The war over, Paul Guillow went on to found the company that to this day bears his name. Guillow manufactures model kits of actual aircraft as well as simple penny gliders that when thrown with their pliant wooden wings warped to the proper degree perform rudimentary aeronautic maneuvers, barrel rolls and loops, as they sail through the air. Guillow engaged his former barracks mate and fellow tontine subscriber, Art Smith, to compose, in skywriting, advertising for the new company. Above Wakefield, Massachusetts, in 1925, Art Smith experimented, constructing the message, scaled scales, careful to retrace the schematic he had drawn, s c a l e, on a piece of gridded paper onto an unruled sky. From the ground, his airplane was but a mere speck in the heavens, a pinpoint, the nib of an invisible pen from which the letters billowed forth and then disappeared in an invented distance.
After all these years of “skywriting” it was still difficult for Art Smith to judge how his compositions appeared to the earthbound onlooker. From where he sat, he was lost in a maze of his own invention. He counted out the seconds during the long reach of an “l,” to the point where he felt the stroke should be stopped. The curves and arches and loops were more difficult to produce. He must hold a banking turn while monitoring his compass as it swung through the wide arch of bearings.

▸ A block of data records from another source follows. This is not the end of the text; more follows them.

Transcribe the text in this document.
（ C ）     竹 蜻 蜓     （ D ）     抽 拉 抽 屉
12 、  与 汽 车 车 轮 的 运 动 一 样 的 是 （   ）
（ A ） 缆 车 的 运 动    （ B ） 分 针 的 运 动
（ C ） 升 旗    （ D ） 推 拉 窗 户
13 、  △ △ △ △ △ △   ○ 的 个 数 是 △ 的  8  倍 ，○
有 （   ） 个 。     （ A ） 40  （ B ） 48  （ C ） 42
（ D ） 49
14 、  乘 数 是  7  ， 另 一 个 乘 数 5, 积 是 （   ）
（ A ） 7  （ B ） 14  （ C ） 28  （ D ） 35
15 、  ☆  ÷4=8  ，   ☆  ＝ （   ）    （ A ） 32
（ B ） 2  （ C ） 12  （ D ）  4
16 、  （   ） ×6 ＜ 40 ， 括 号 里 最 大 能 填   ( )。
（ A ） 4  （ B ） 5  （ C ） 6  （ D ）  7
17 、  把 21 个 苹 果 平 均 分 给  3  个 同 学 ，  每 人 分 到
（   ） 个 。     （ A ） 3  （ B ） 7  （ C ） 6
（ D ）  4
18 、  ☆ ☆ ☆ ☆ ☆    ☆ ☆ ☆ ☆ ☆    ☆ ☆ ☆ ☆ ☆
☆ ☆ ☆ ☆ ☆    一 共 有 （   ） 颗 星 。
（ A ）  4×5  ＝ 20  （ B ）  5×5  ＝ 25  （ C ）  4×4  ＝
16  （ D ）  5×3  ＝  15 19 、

In the midst of a witty sentiment, he was entangled and enveloped by the clouds, the fog, he himself had generated.
Your eyes can play tricks on you. They seem not to be calibrated to see, to comprehend size over great distance, a perspective now made readily possible by heavier-than-air powered flight. Art Smith would, the next year, mistake a light in a farmyard for the lights of the landing strip in Toledo. One night, he found in the depths of one pocket of his flight jacket a newly minted dime whose obverse bore the profile of Liberty in a winged cap though widely mistaken as portraiture of Mercury, the messenger god. He drew it out, and, out of his pocket, the dime’s silvered surface caught a flash of moonlight. That clear night, flying with the full moon riding on his wing tip, Smith eyed the planetary heft of that moon muscling into the sky and then, like that, he held up the coin, the thin little wafer tweezed between his fingers, held it at arm’s length, and saw it blot out any inkling of another nearby world in all that nearby closing darkness.